I became busy with a book. With travel. With workshops. Much ado, and I forgot about the Tipu. For years. But when events cascaded off my calendar last March, I took solace in the quiet of my yard. There I rediscovered how to be in the moment with the cactus wren, the hummingbirds, and the gaura—and as I transitioned into this new life, I noticed the Tipu.
At the age of twenty-two, she looked like an old, old woman who was hunched over and burdened by the sun. A huge deep gash, a scar of nature was sliced up her side four feet long and two or three inches deep. I placed my hands in the gash. The skin of her bark was covered with shards. Sharp pointed splinters. I touched them gingerly for these wooden needles were brittle and ready to snap.
Over the years the Tipu and the neighboring Ficus had reached across the fence and embraced each other with many branches entwined. Together they had grown into a beloved sanctuary for birds filled with early morning song. While I had been out-of-town for a book event, the city had tacked a notice on my mailbox that the Tipu and Ficus trees could not hang over the fence into the alley. I was promised a hefty fine if I didn’t comply. My well-meaning neighbor texted me, “I called tree-trimming Travis!” I replied with a thumbs up.
When I returned home, I peered up the Tipu’s trunk and it stopped me short. Her backside had been ravaged. Pillaged. Dozens of branches on her back and fence-side had been hacked and chopped heedlessly. There was no back. No fence-side. The Ficus had met with a similar fate. The two trees no longer touched. No longer danced together. They were eerily devoid of birds and songs. At the sight of it I felt nauseous.

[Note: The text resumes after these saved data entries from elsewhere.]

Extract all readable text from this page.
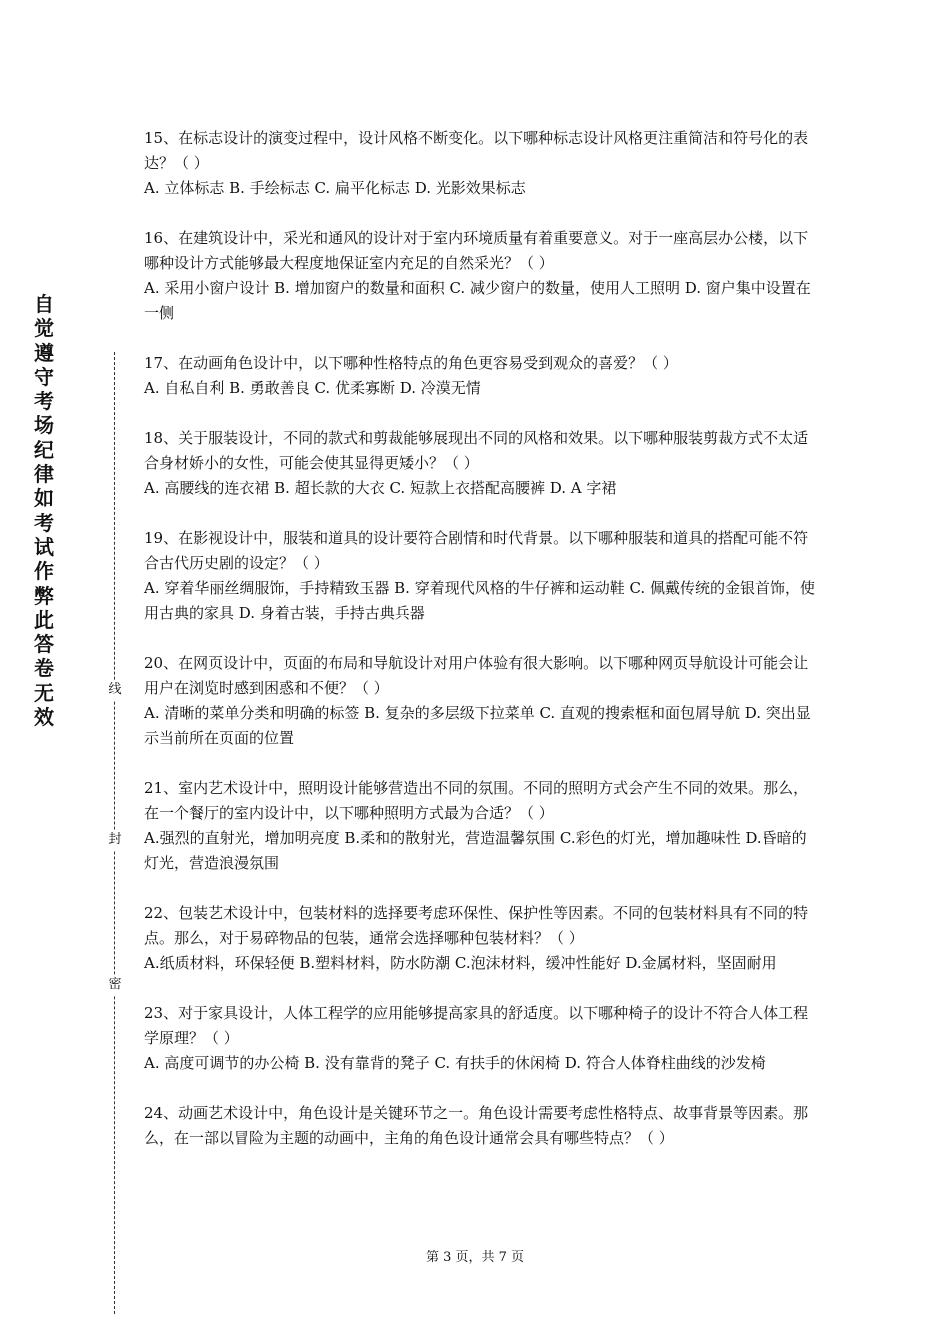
自觉遵守考场纪律如考试作弊此答卷无效
线
封
密

15、在标志设计的演变过程中，设计风格不断变化。以下哪种标志设计风格更注重简洁和符号化的表达？（ ）

A. 立体标志 B. 手绘标志 C. 扁平化标志 D. 光影效果标志

16、在建筑设计中，采光和通风的设计对于室内环境质量有着重要意义。对于一座高层办公楼，以下哪种设计方式能够最大程度地保证室内充足的自然采光？（ ）

A. 采用小窗户设计 B. 增加窗户的数量和面积 C. 减少窗户的数量，使用人工照明 D. 窗户集中设置在一侧

17、在动画角色设计中，以下哪种性格特点的角色更容易受到观众的喜爱？（ ）

A. 自私自利 B. 勇敢善良 C. 优柔寡断 D. 冷漠无情

18、关于服装设计，不同的款式和剪裁能够展现出不同的风格和效果。以下哪种服装剪裁方式不太适合身材娇小的女性，可能会使其显得更矮小？（ ）

A. 高腰线的连衣裙 B. 超长款的大衣 C. 短款上衣搭配高腰裤 D. A 字裙

19、在影视设计中，服装和道具的设计要符合剧情和时代背景。以下哪种服装和道具的搭配可能不符合古代历史剧的设定？（ ）

A. 穿着华丽丝绸服饰，手持精致玉器 B. 穿着现代风格的牛仔裤和运动鞋 C. 佩戴传统的金银首饰，使用古典的家具 D. 身着古装，手持古典兵器

20、在网页设计中，页面的布局和导航设计对用户体验有很大影响。以下哪种网页导航设计可能会让用户在浏览时感到困惑和不便？（ ）

A. 清晰的菜单分类和明确的标签 B. 复杂的多层级下拉菜单 C. 直观的搜索框和面包屑导航 D. 突出显示当前所在页面的位置

21、室内艺术设计中，照明设计能够营造出不同的氛围。不同的照明方式会产生不同的效果。那么，在一个餐厅的室内设计中，以下哪种照明方式最为合适？（ ）

A.强烈的直射光，增加明亮度 B.柔和的散射光，营造温馨氛围 C.彩色的灯光，增加趣味性 D.昏暗的灯光，营造浪漫氛围

22、包装艺术设计中，包装材料的选择要考虑环保性、保护性等因素。不同的包装材料具有不同的特点。那么，对于易碎物品的包装，通常会选择哪种包装材料？（ ）

A.纸质材料，环保轻便 B.塑料材料，防水防潮 C.泡沫材料，缓冲性能好 D.金属材料，坚固耐用

23、对于家具设计，人体工程学的应用能够提高家具的舒适度。以下哪种椅子的设计不符合人体工程学原理？（ ）

A. 高度可调节的办公椅 B. 没有靠背的凳子 C. 有扶手的休闲椅 D. 符合人体脊柱曲线的沙发椅

24、动画艺术设计中，角色设计是关键环节之一。角色设计需要考虑性格特点、故事背景等因素。那么，在一部以冒险为主题的动画中，主角的角色设计通常会具有哪些特点？（ ）

第 3 页，共 7 页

Later that afternoon I climbed the ladder in the shed, teetered for a moment, regained my balance, and successfully tugged the hose from the highest shelf. I was formulating a plan to save my tree, but all the while I muttered words that I swear I never say. The anger simmered within in me that afternoon and well into the next day. Not rage with my well-meaning neighbor or with tree-trimming Travis, and certainly not with the tree. I was angry with me. Angry that I had ignored my trees. Fearful I had been self-absorbed and not attentive to what matters. My trees, my yard, and this Earth are my home. They are our home. They reach out to us when we need to listen—and we need to listen.
In the coming weeks I watered, pruned, fertilized, weeded, and attempted repairs to my sprinklers. Even in the heat. Early in the morning I learned to talk to my tree and share a litany of gratitude when I entered my yard.
The Tipu has returned. She even has a baby sprouting in her shadow. I realize both my tree and Greta Thunberg have become my best COVID teachers. We all need to pause and work to honor this Earth. Amid this pandemic, this may be one of the most important gifts I carry forward. I hope you will join me.